How big a problem? Both lawsuits allege that management maintains a glass ceiling keeping upper-management positions out of the reach of African-Americans. The Georgia lawsuit described an Atlanta meeting at which an executive from an Alabama bottling company referred to himself by the Ku Klux Klan title "The Grand Cyclops" — without any reaction from mostly white Coke executives. The suit also alleges an ethnic-marketing meeting in April 1998 at which a Coke manager "showed a picture of a rundown inner-city neighborhood and said words to the effect that ‘This is where black people live.’"
The Coca-Cola Four on the East Coast have recruited the attorney who won a record $176 million settlement from Texaco in 1996, when top execs were caught on tape making racial slurs. They also hope to include an additional 1,500 past and current employees of the company in their suit. But don’t count the West Coast out just yet — since Molett filed his suit last Friday, his attorneys have heard from four more employees considering suits of their own.

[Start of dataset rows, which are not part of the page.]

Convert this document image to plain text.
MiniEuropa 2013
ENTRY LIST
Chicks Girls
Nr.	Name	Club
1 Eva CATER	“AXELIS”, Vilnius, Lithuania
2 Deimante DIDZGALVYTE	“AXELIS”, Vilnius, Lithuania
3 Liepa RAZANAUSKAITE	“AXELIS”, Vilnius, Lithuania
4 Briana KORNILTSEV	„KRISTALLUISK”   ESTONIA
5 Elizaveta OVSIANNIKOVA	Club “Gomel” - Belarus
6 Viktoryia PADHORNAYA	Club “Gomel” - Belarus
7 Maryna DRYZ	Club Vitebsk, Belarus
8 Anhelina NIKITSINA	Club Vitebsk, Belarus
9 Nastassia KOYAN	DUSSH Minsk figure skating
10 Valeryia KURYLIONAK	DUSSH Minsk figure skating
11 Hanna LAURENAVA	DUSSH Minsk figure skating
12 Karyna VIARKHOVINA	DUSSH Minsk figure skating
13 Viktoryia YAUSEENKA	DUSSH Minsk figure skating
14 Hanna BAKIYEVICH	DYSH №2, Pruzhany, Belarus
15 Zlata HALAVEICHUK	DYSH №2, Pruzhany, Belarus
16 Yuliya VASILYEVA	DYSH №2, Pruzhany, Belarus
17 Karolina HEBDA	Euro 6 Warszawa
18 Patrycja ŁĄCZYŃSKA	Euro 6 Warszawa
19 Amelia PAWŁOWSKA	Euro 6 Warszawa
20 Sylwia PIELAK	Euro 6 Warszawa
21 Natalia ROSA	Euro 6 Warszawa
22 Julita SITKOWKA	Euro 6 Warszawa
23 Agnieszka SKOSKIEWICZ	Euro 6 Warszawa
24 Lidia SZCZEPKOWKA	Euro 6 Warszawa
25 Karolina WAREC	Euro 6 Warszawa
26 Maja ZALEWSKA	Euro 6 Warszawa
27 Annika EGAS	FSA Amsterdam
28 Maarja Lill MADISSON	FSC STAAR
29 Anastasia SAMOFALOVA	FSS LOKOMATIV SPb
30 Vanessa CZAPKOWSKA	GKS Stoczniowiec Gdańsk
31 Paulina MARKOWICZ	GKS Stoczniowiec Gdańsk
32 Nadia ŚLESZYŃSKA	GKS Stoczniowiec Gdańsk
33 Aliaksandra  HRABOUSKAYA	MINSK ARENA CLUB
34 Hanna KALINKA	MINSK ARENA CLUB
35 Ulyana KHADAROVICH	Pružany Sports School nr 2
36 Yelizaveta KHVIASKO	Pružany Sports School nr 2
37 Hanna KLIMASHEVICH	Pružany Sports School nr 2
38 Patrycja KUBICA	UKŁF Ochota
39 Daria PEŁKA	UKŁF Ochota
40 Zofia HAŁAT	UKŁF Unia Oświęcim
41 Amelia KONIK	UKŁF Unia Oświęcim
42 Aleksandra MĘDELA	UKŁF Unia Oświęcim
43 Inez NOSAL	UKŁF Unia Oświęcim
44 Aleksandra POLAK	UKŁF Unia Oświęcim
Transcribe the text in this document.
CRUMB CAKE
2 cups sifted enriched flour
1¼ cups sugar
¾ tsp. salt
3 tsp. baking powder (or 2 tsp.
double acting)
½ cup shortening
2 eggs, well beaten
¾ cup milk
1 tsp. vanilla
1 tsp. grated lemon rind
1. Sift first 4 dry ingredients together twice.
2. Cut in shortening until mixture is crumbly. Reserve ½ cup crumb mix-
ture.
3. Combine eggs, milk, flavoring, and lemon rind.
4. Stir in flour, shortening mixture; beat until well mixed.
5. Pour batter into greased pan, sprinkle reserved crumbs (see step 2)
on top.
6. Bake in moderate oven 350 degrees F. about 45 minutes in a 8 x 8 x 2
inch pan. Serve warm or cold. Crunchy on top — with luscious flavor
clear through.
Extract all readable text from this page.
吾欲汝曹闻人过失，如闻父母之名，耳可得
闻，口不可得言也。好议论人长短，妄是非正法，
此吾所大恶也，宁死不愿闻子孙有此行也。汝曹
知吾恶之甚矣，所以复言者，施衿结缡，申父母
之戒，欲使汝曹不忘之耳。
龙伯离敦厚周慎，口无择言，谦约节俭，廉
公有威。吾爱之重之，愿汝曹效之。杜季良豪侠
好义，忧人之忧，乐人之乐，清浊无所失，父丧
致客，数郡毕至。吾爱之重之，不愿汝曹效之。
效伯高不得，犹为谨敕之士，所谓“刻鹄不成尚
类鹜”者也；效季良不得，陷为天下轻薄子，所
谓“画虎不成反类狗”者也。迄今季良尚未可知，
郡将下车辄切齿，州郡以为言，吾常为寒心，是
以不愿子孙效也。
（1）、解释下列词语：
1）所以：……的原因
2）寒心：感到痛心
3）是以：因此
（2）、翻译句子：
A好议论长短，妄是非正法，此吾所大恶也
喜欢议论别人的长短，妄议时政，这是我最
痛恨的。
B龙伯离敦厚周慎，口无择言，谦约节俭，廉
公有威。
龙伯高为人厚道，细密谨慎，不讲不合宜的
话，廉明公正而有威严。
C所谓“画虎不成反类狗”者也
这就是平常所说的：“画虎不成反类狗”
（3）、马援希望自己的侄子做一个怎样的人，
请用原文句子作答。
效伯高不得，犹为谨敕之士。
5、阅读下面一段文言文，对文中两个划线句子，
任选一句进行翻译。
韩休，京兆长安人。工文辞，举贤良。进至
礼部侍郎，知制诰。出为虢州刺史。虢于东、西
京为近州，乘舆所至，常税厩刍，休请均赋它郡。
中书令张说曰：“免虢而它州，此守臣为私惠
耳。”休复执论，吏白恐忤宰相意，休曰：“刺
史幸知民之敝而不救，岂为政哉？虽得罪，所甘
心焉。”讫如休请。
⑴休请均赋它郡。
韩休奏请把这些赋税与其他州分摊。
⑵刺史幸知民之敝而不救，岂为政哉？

Could it be another Texaco? Coke’s legal department said it had not heard about the lawsuits yet, but that in any case "we’ve made every effort to abide by the law."—Lou Rutigliano
BULLET BAN BUST?
In the wake of the Columbine High School shootings, OffBeat decided to see how young Niko and Theo Milonopoulos of Los Angeles were faring with their campaign to ban bullet sales in the city. Alarmed by the Ennis Cosby killing, the sixth-graders started their kids-only petition drive a year ago so that children, in the words of their mother, Constantina, "could feel empowered." OffBeat assumed the 15 deaths at Columbine would lend the media-savvy twins’ cause new urgency. But the topic barely came up during our sit-down at a Studio City coffee shop. Apparently, Los Angeles has more than enough homegrown violence to keep the flame burning; Constantina was appalled by an August L.A. Timesarticle listing 10 young children killed by guns — seven of them in gang crossfire. "Kids think that adults should be the ones protecting them," she said, waving the article.